If I take driverB - driverA that will give me the vector from A to B in driver space. driver(-25, 0.0 -40.6) and he is trying to line that up with the world space vector from A to B which is world(50, 0, 0)
I will admit to being slightly lost and currently rambling about numbers and positions that are known, trying to find a way to use some other mathematical function to get from what the driver knows to where the driver IS.
My line of thought is something along the lines of this, we have a triangle, in the world space we see this as reference point A, to reference point B to driver. world(50, 0, 0) to world(100, 0, 0) to world(30, 0, 40). The driver also sees a triangle, but it currently exists in driver space as follows: driver(25, 0, 40) to driver(0, 0, -80.6) to driver (0, 0, 0). Since the driver has the vector from reference point A to reference point B in both world and driver space, he should be able to figure out his position in world space. Lets see trigonometry....

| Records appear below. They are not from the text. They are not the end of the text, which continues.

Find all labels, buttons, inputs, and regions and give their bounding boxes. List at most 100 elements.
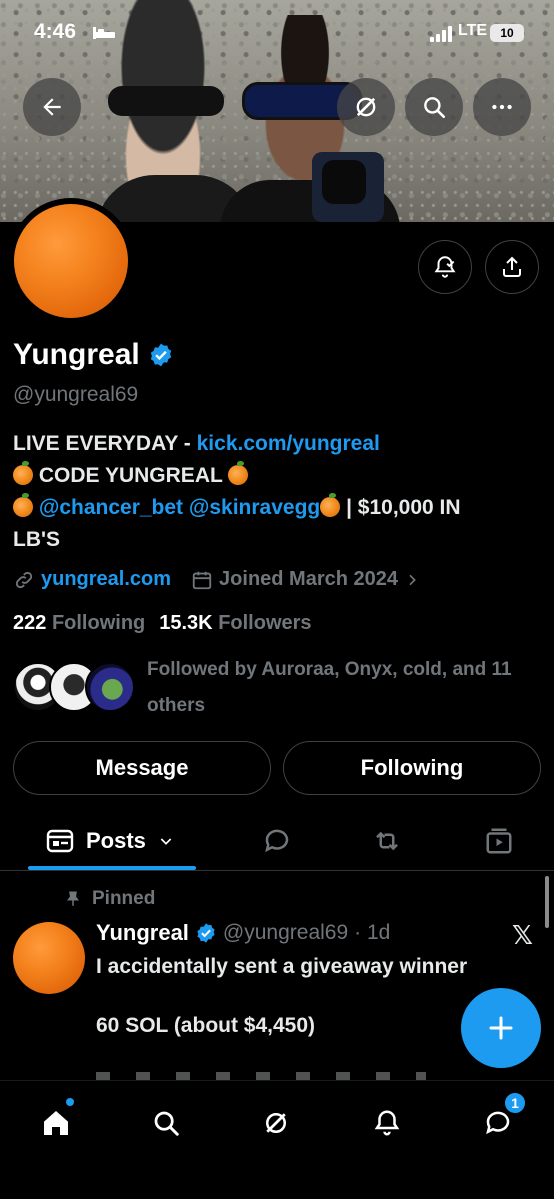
x-logo-icon: 𝕏 [512, 920, 533, 950]
profile-avatar[interactable] [8, 198, 134, 324]
bio-line-3: @chancer_bet @skinravegg | $10,000 IN [13, 492, 543, 524]
profile-bio: LIVE EVERYDAY - kick.com/yungreal CODE Y… [13, 428, 543, 556]
following-count: 222 [13, 612, 47, 634]
display-name: Yungreal [13, 338, 140, 371]
signal-icon [430, 26, 452, 42]
status-time: 4:46 [34, 20, 77, 43]
tangerine-emoji [228, 461, 249, 485]
tangerine-emoji [320, 493, 341, 517]
bio-line-4: LB'S [13, 528, 60, 551]
followed-by-row[interactable]: Followed by Auroraa, Onyx, cold, and 11 … [13, 658, 543, 724]
posts-card-icon [46, 829, 74, 853]
calendar-icon [192, 571, 212, 589]
battery-icon: 10 [490, 24, 524, 42]
banner-phone-camera [322, 160, 366, 204]
chevron-right-icon [409, 574, 416, 585]
repost-icon [376, 831, 398, 851]
search-icon [424, 97, 446, 119]
nav-notifications[interactable] [367, 1103, 407, 1143]
status-bar: 4:46 LTE 10 [0, 0, 554, 70]
video-media-icon [486, 828, 512, 854]
post-header: Yungreal @yungreal69 · 1d [96, 920, 390, 946]
orange-avatar-image [14, 204, 128, 318]
tangerine-emoji [13, 461, 33, 485]
tab-posts-label: Posts [86, 828, 146, 853]
post-text-line-1[interactable]: I accidentally sent a giveaway winner [96, 952, 467, 982]
share-icon [503, 256, 521, 277]
notifications-button[interactable] [418, 240, 472, 294]
website-item[interactable]: yungreal.com [13, 568, 171, 591]
message-button[interactable]: Message [13, 741, 271, 795]
post-time: · 1d [354, 921, 391, 944]
home-unread-dot [66, 1098, 74, 1106]
chevron-down-icon [160, 838, 172, 845]
bell-icon [374, 1110, 400, 1136]
profile-meta: yungreal.com Joined March 2024 [13, 568, 440, 591]
chancer-mention-link[interactable]: @chancer_bet [39, 496, 183, 519]
nav-grok[interactable] [256, 1103, 296, 1143]
bell-check-icon [434, 256, 456, 278]
profile-tabs: Posts [0, 812, 554, 870]
search-icon [154, 1111, 179, 1136]
bio-line-1: LIVE EVERYDAY - kick.com/yungreal [13, 428, 543, 460]
tab-replies[interactable] [262, 812, 292, 870]
bio-line-2: CODE YUNGREAL [13, 460, 543, 492]
post-text-line-2[interactable]: 60 SOL (about $4,450) [96, 1014, 315, 1038]
more-button[interactable] [473, 78, 531, 136]
grok-button[interactable] [337, 78, 395, 136]
search-button[interactable] [405, 78, 463, 136]
kick-link[interactable]: kick.com/yungreal [197, 432, 380, 455]
bottom-navigation [0, 1080, 554, 1199]
bio-live-text: LIVE EVERYDAY - [13, 432, 197, 455]
banner-sunglasses-left [108, 86, 224, 116]
arrow-left-icon [43, 98, 61, 116]
home-icon [44, 1111, 68, 1135]
post-author-name[interactable]: Yungreal [96, 920, 189, 946]
verified-badge-icon[interactable] [148, 342, 174, 368]
following-stat[interactable]: 222 Following [13, 612, 145, 635]
compose-post-button[interactable] [461, 988, 541, 1068]
scrollbar[interactable] [545, 876, 549, 928]
post-author-handle[interactable]: @yungreal69 [223, 921, 348, 945]
skinrave-mention-link[interactable]: @skinravegg [189, 496, 320, 519]
network-type: LTE [458, 22, 488, 39]
pin-icon [67, 891, 79, 906]
profile-name: Yungreal [13, 338, 174, 372]
plus-icon [489, 1016, 513, 1040]
pinned-text: Pinned [92, 888, 156, 909]
nav-search[interactable] [146, 1103, 186, 1143]
verified-badge-icon [197, 923, 215, 943]
tab-media[interactable] [484, 812, 514, 870]
website-link[interactable]: yungreal.com [41, 568, 171, 591]
link-icon [15, 571, 33, 588]
follower-avatars [13, 658, 135, 714]
sleep-focus-icon [93, 27, 115, 39]
followers-count: 15.3K [159, 612, 213, 634]
tab-reposts[interactable] [371, 812, 403, 870]
joined-item[interactable]: Joined March 2024 [191, 568, 420, 591]
more-horizontal-icon [492, 104, 512, 110]
followed-by-text: Followed by Auroraa, Onyx, cold, and 11 … [147, 659, 512, 716]
joined-date: Joined March 2024 [219, 568, 399, 590]
tabs-divider [0, 870, 554, 871]
bio-prize-text: | $10,000 IN [340, 496, 461, 519]
following-stat-label: Following [51, 612, 146, 634]
profile-handle: @yungreal69 [13, 383, 139, 406]
messages-badge: 1 [503, 1091, 527, 1115]
followers-stat[interactable]: 15.3K Followers [159, 612, 311, 635]
nav-home[interactable] [36, 1103, 76, 1143]
battery-level: 10 [500, 26, 514, 40]
share-button[interactable] [485, 240, 539, 294]
tab-posts[interactable]: Posts [46, 812, 174, 870]
grok-icon [266, 1113, 286, 1133]
tangerine-emoji [13, 493, 33, 517]
follower-avatar-3 [85, 662, 135, 712]
post-author-avatar[interactable] [13, 922, 85, 994]
pinned-label: Pinned [64, 888, 155, 910]
follow-stats: 222 Following 15.3K Followers [13, 612, 312, 635]
back-button[interactable] [23, 78, 81, 136]
reply-bubble-icon [265, 829, 289, 853]
following-button[interactable]: Following [283, 741, 541, 795]
followers-stat-label: Followers [218, 612, 312, 634]
bio-code-text: CODE YUNGREAL [38, 464, 223, 487]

Getting the angle between worldAtoB and driverAtoB is going to be easy and critical. The question then is what to do with that angle, and my brain isn't connecting dots.
With just a moment (20 minutes) break I figured it out. So the angle between worldAtoB and driverAtoB is 122 degrees, which makes perfect sense given my diagram. If we then find the vector that is 122 degrees from the vector (driverB to driver) and subtract it from worldB, the result will be the drivers position in world space. I didn't quite follow what I just said but...

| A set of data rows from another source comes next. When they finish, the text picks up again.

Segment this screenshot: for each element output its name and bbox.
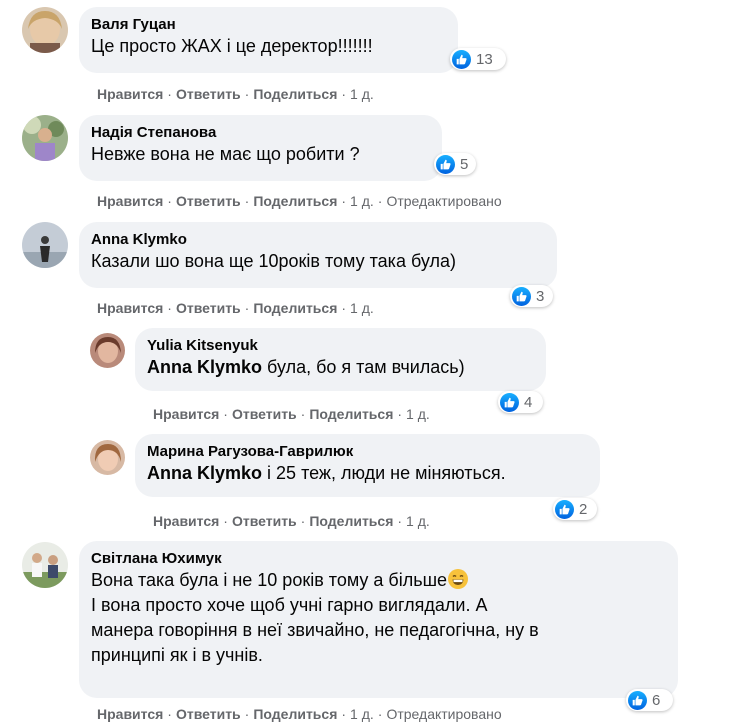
reaction-number: 3 [536, 287, 545, 305]
comment-text-line: принципі як і в учнів. [91, 645, 263, 665]
comment-text: Казали шо вона ще 10років тому така була… [91, 251, 456, 271]
comment-bubble: Anna Klymko Казали шо вона ще 10років то… [79, 222, 557, 288]
comment-text-line: Вона така була і не 10 років тому а біль… [91, 570, 448, 590]
like-icon [436, 154, 455, 174]
like-icon [452, 49, 471, 69]
share-button[interactable]: Поделиться [253, 300, 337, 316]
share-button[interactable]: Поделиться [309, 406, 393, 422]
comment-time[interactable]: 1 д. [350, 193, 374, 209]
comment-author[interactable]: Надія Степанова [91, 123, 430, 142]
reaction-count[interactable]: 4 [498, 391, 543, 413]
comment-text-line: манера говоріння в неї звичайно, не педа… [91, 620, 539, 640]
reply-button[interactable]: Ответить [176, 193, 241, 209]
share-button[interactable]: Поделиться [309, 513, 393, 529]
comment-text-line: І вона просто хоче щоб учні гарно вигляд… [91, 595, 488, 615]
avatar[interactable] [90, 333, 125, 368]
reaction-count[interactable]: 5 [434, 153, 476, 175]
avatar[interactable] [22, 7, 68, 53]
reaction-number: 5 [460, 155, 469, 173]
comment-actions: Нравится · Ответить · Поделиться · 1 д. [97, 300, 374, 316]
like-button[interactable]: Нравится [97, 300, 163, 316]
comment-time[interactable]: 1 д. [350, 300, 374, 316]
share-button[interactable]: Поделиться [253, 193, 337, 209]
like-button[interactable]: Нравится [153, 513, 219, 529]
grinning-face-emoji [448, 569, 469, 589]
comment-time[interactable]: 1 д. [350, 706, 374, 722]
reply-button[interactable]: Ответить [176, 300, 241, 316]
mention-link[interactable]: Anna Klymko [147, 463, 262, 483]
comment-author[interactable]: Марина Рагузова-Гаврилюк [147, 442, 588, 461]
share-button[interactable]: Поделиться [253, 86, 337, 102]
comment-actions: Нравится · Ответить · Поделиться · 1 д. [97, 86, 374, 102]
avatar[interactable] [90, 440, 125, 475]
reaction-count[interactable]: 2 [553, 498, 597, 520]
avatar[interactable] [22, 115, 68, 161]
comment-time[interactable]: 1 д. [406, 513, 430, 529]
like-button[interactable]: Нравится [97, 86, 163, 102]
reaction-count[interactable]: 3 [510, 285, 553, 307]
comment-bubble: Валя Гуцан Це просто ЖАХ і це деректор!!… [79, 7, 458, 73]
comment-actions: Нравится · Ответить · Поделиться · 1 д. [153, 513, 430, 529]
like-icon [628, 690, 647, 710]
comment-author[interactable]: Yulia Kitsenyuk [147, 336, 534, 355]
edited-label[interactable]: Отредактировано [386, 193, 501, 209]
like-icon [500, 392, 519, 412]
share-button[interactable]: Поделиться [253, 706, 337, 722]
reply-button[interactable]: Ответить [176, 706, 241, 722]
reaction-count[interactable]: 6 [626, 689, 673, 711]
comment-time[interactable]: 1 д. [350, 86, 374, 102]
reply-button[interactable]: Ответить [232, 406, 297, 422]
comment-bubble: Світлана Юхимук Вона така була і не 10 р… [79, 541, 678, 698]
reply-bubble: Yulia Kitsenyuk Anna Klymko була, бо я т… [135, 328, 546, 391]
reply-bubble: Марина Рагузова-Гаврилюк Anna Klymko і 2… [135, 434, 600, 497]
reply-button[interactable]: Ответить [176, 86, 241, 102]
like-button[interactable]: Нравится [97, 706, 163, 722]
comment-text: була, бо я там вчилась) [267, 357, 465, 377]
reply-button[interactable]: Ответить [232, 513, 297, 529]
comment-actions: Нравится · Ответить · Поделиться · 1 д. [153, 406, 430, 422]
like-button[interactable]: Нравится [153, 406, 219, 422]
comment-text: Це просто ЖАХ і це деректор!!!!!!! [91, 36, 373, 56]
reaction-number: 13 [476, 50, 493, 68]
like-icon [512, 286, 531, 306]
avatar[interactable] [22, 542, 68, 588]
reaction-count[interactable]: 13 [450, 48, 506, 70]
reaction-number: 6 [652, 691, 661, 709]
comment-author[interactable]: Світлана Юхимук [91, 549, 666, 568]
reaction-number: 4 [524, 393, 533, 411]
comment-bubble: Надія Степанова Невже вона не має що роб… [79, 115, 442, 181]
reaction-number: 2 [579, 500, 588, 518]
like-icon [555, 499, 574, 519]
like-button[interactable]: Нравится [97, 193, 163, 209]
comment-author[interactable]: Anna Klymko [91, 230, 545, 249]
comment-text: і 25 теж, люди не міняються. [267, 463, 506, 483]
avatar[interactable] [22, 222, 68, 268]
edited-label[interactable]: Отредактировано [386, 706, 501, 722]
comment-time[interactable]: 1 д. [406, 406, 430, 422]
comment-author[interactable]: Валя Гуцан [91, 15, 446, 34]
comment-actions: Нравится · Ответить · Поделиться · 1 д. · Отреда… [97, 193, 502, 209]
comment-text: Невже вона не має що робити ? [91, 144, 360, 164]
mention-link[interactable]: Anna Klymko [147, 357, 262, 377]
comment-actions: Нравится · Ответить · Поделиться · 1 д. · Отреда… [97, 706, 502, 722]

driverB to driver = (0, 0, 80.6)
It is not negative here because the direction is not driver to point B in driver space, it is from point B to driver in driver space
The vector which is 122 degrees from this is: (0 * cos(122) + 80.6 * sin(122), 0, -0 * sin(122) + 80.6 * cos(122)
cos(122) = -0.530, sin(122) = 0.848
which is: (68.3, 0, -42.7)
This added to worldB (0, 0, 100) should give us... (something failed in my logic...) (68.3, 0, 57.3)
which is obviously not where we expect the driver I suspect something is only slightly wrong with my rotation vector...
I've decided to try using driverA to driver instead of driverB only because driverB has a special case consideration above where x is 0. The following also only solves the position in 2D space, so I may need to just bite the bullet and multiply the vector from driverA to driver by the drivers local coordinate matrix... (Grabbed directly from LFS and something I was trying to avoid, but I currently see no way to avoid that and accurately compute this while including the dimension of height). Ignoring height...
driverA to driver = (-25, 0, -40)
(Again negative of driverA since it points back to the driver)
(-25 * cos(122) + -40 * sin(122), 0, --25 * sin(122) + -40 * cos(122)
13.25 + -33.92, 0, 21.2 + 21.2 = (-20.67, 0, 42.4)
(-20.67, 0, 42.4) + worldA(50, 0, 0) = (29.33, 0, 42.4) Which is within expectations given my estimation above of the driverToA vector in driver space...
But now I'm a little confused because that didn't work for driverB to driver?? I believe it has some reason to do with the stupidity of -Z being the forward direction, however negating the Z in driverA to driver worked flawlessly, if I instead take driver to driverB and run it through then add it I will get (-68.3, 0, 42.7), and add that to worldB(100, 0, 0) is (31.8, 0, 42.7) which is again in the acceptable range of error due to my estimations. I am a little unsure why the vector (driverA to driver) works but the vector (driverB to driver) needs to be negated, I can only assume I didn't negate a Z when I should have.
I may come back to solving this but as said in the notes, I may just leave it in world space, still with estimated world space directions and distances as it would be a severe pain to compute in the third dimension... Ultimately I'd like the driver to have all information from within driver space,so I may give it an attempt at least.
Note 1: This is where I learn that although the driver currently only knows the distance and direction, he currently knows the direction in world space. Which means finding his world position is a matter of taking the reference point position, and moving backwards along that direction by the estimated distance. Initially I planned that the driver would only have knowledge of the direction
in driver space.
Meaning if the driver saw a cone 50 meters in front of him, regardless the direction he is facing, the direction would be (0, 0, -1) and a distance of 50m And if he saw a cone 25 meters to the right and 25 meters forward, he would then know the direction as (~0.707, 0, -0.707) and a distance of ~35m.
I'm not sure this matters in the big picture of things, but I am going to attempt to figure that out, if it breaks the prediction unit, I may leave it as it is. Back to how I would compute it if the direction were in the right space...
Note 2: I did manage to get these into the driver space and as I predicted, this breaks the prediction unit completely. Worse than I was expect, it was obvious to me that the prediction unit would then visualize the cars movement always along (nearly) the world z since the visualization is rendered world space, but I didn't expect it to break the reported speed. I may change this up a little so the prediction unit runs using the "estimated world space positions" that the visual sensor uses. Which means storing this estimated position into the drivers memory unit. Which is probably an overall optimization because it will be a bit computational...
Note 3: Sorry this one got really technical, maybe someone sees the mistake I did with driverB to driver, but this post was written as I figured out how, by hand and thought, to compute the drivers world position only given driver space information and two world points.
.